Если бы эта острая тоска была единственным глубоким опытом нашей души, мы не потеряли бы сердца. Даже если бы мы ни разу не утолили эту тоску, мы бы стремились утолить ее всю жизнь. Есть множество намеков, подсказок и «мучительных проблесков», чтобы мы продолжали искать и наше сердце было всегда открыто и готово к поиску. Но есть и другое послание, которое доходит до всех нас в разных формах и по-разному влияет на нашу жизнь даже в ранние годы. Часто кажется, что оно приходит ни с того ни с сего, без особых причин, которые были бы доступны пониманию. Оно темное, мощное и полное ужаса. Мне оно представляется в виде Жалящей Стрелы.
Глава 3. Жалящие Стрелы
Мое появление на свет сопровождалось криком, и каждый новый день объясняет его причину.
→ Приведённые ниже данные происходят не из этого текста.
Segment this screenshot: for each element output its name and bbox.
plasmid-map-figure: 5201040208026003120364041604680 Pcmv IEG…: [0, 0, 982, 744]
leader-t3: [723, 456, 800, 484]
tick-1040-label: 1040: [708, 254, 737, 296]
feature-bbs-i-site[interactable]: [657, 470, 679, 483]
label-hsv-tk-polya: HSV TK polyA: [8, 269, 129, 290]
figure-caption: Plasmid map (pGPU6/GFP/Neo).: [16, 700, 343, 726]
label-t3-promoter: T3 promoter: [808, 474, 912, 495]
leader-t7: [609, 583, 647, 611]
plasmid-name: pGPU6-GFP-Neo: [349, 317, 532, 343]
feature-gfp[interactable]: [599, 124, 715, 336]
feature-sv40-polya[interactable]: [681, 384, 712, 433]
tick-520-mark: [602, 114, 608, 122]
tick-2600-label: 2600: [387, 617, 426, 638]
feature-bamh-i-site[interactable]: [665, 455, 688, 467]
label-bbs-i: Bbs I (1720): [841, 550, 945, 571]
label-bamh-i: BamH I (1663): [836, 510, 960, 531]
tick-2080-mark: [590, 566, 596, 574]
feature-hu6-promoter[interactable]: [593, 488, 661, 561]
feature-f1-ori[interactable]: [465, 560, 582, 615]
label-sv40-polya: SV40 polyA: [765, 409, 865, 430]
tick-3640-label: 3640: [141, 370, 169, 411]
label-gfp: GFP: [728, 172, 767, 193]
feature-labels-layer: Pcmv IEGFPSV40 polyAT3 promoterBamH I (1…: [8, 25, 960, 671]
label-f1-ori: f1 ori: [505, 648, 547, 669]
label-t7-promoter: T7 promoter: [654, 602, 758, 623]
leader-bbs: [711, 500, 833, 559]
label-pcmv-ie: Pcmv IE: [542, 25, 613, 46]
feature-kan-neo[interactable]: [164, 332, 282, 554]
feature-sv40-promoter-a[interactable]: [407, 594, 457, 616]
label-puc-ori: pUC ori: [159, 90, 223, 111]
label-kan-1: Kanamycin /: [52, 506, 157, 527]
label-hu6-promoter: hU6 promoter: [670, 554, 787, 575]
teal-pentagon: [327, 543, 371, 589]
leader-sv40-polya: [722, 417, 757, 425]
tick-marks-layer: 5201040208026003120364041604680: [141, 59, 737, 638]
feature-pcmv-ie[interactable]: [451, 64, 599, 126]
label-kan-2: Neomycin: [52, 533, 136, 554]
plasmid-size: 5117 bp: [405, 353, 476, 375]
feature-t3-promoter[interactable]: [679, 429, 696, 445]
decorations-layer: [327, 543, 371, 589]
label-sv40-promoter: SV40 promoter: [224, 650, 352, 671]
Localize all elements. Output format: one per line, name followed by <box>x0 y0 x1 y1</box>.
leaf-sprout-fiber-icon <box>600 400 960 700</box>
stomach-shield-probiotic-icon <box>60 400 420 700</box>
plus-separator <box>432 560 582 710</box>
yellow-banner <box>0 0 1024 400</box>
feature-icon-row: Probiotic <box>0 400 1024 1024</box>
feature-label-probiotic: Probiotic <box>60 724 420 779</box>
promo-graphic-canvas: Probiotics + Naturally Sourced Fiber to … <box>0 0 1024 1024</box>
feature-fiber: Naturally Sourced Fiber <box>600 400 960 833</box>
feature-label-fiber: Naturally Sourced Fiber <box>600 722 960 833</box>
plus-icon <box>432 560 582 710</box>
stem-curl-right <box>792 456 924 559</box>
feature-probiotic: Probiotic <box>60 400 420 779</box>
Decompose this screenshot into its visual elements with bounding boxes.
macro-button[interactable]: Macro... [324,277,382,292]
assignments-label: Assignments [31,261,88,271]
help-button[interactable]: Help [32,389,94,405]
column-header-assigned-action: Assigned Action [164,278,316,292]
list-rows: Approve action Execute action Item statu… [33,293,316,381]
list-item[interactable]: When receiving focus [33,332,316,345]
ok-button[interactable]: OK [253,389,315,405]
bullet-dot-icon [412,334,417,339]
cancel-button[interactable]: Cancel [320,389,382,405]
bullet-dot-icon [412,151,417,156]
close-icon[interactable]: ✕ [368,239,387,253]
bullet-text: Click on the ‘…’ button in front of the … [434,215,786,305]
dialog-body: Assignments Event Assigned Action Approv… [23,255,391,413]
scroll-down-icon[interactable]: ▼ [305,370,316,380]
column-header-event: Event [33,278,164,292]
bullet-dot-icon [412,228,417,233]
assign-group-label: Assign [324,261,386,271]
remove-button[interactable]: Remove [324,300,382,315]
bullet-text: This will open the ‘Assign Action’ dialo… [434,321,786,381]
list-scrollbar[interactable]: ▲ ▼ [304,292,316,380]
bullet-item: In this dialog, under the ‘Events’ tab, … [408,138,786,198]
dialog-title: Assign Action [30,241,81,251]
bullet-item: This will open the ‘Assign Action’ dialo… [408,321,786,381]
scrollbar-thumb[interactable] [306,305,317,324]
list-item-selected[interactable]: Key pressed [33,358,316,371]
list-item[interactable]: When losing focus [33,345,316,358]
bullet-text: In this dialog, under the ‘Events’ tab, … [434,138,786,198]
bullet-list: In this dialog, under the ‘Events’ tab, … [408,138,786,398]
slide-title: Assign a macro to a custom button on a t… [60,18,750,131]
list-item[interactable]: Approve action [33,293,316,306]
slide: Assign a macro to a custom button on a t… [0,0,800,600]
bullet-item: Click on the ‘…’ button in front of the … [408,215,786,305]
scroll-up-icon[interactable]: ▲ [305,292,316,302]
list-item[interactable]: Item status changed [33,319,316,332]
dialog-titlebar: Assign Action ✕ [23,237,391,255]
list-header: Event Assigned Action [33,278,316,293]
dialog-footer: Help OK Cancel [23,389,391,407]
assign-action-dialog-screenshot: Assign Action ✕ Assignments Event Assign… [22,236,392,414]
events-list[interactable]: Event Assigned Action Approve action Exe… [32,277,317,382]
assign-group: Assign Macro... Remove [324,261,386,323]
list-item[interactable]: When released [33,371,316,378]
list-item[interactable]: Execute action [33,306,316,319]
Как писала Симона Вейл, лишь две вещи трогают человеческое сердце — красота и несчастье. Но несмотря на то, что мы хотим, чтобы на земле осталась только красота, каждый из нас испытал достаточно боли, чтобы у него зародились серьезные сомнения в справедливом устройстве мира, в котором мы живем. С ранних лет мы получаем еще одно послание, предупреждающее, что у Романтики есть враг.
Псалмопевец сообщает нам об этом враге, но в то же время говорит, что нам не надо бояться его:
Он [Господь] избавит тебя от сети ловца, от гибельной язвы, перьями Своими осенит тебя, и под крыльями Его будешь безопасен; щит и ограждение — истина Его. Не убоишься ужасов в ночи, стрелы, летящей днем…
Пс. 90:3–5
И все же мы не можем отрицать, что всех нас настигали Стрелы, иногда в виде шквального огня, от которого становилось не видно света, а иногда поражая нас настолько незаметно, что лишь годы спустя мы понимали, что ранены, когда рана загнивала и нарыв прорывался наружу.
Одну из первых Стрел я (Брент) получил осенним утром, когда уже не было зеленого летнего хора, так радовавшего меня. Это было связано с моей мамой. Я собирался уходить в школу, а она стояла на кухне у плиты, помешивая овсянку. Было видно, что она плакала, и слезы все еще стояли в ее глазах. Но они не были похожи на слезы обиды или боли, вызванные минутной размолвкой с отцом. Не были они и следствием какого-то недавнего сообщения о смерти или болезни кого-то из близких.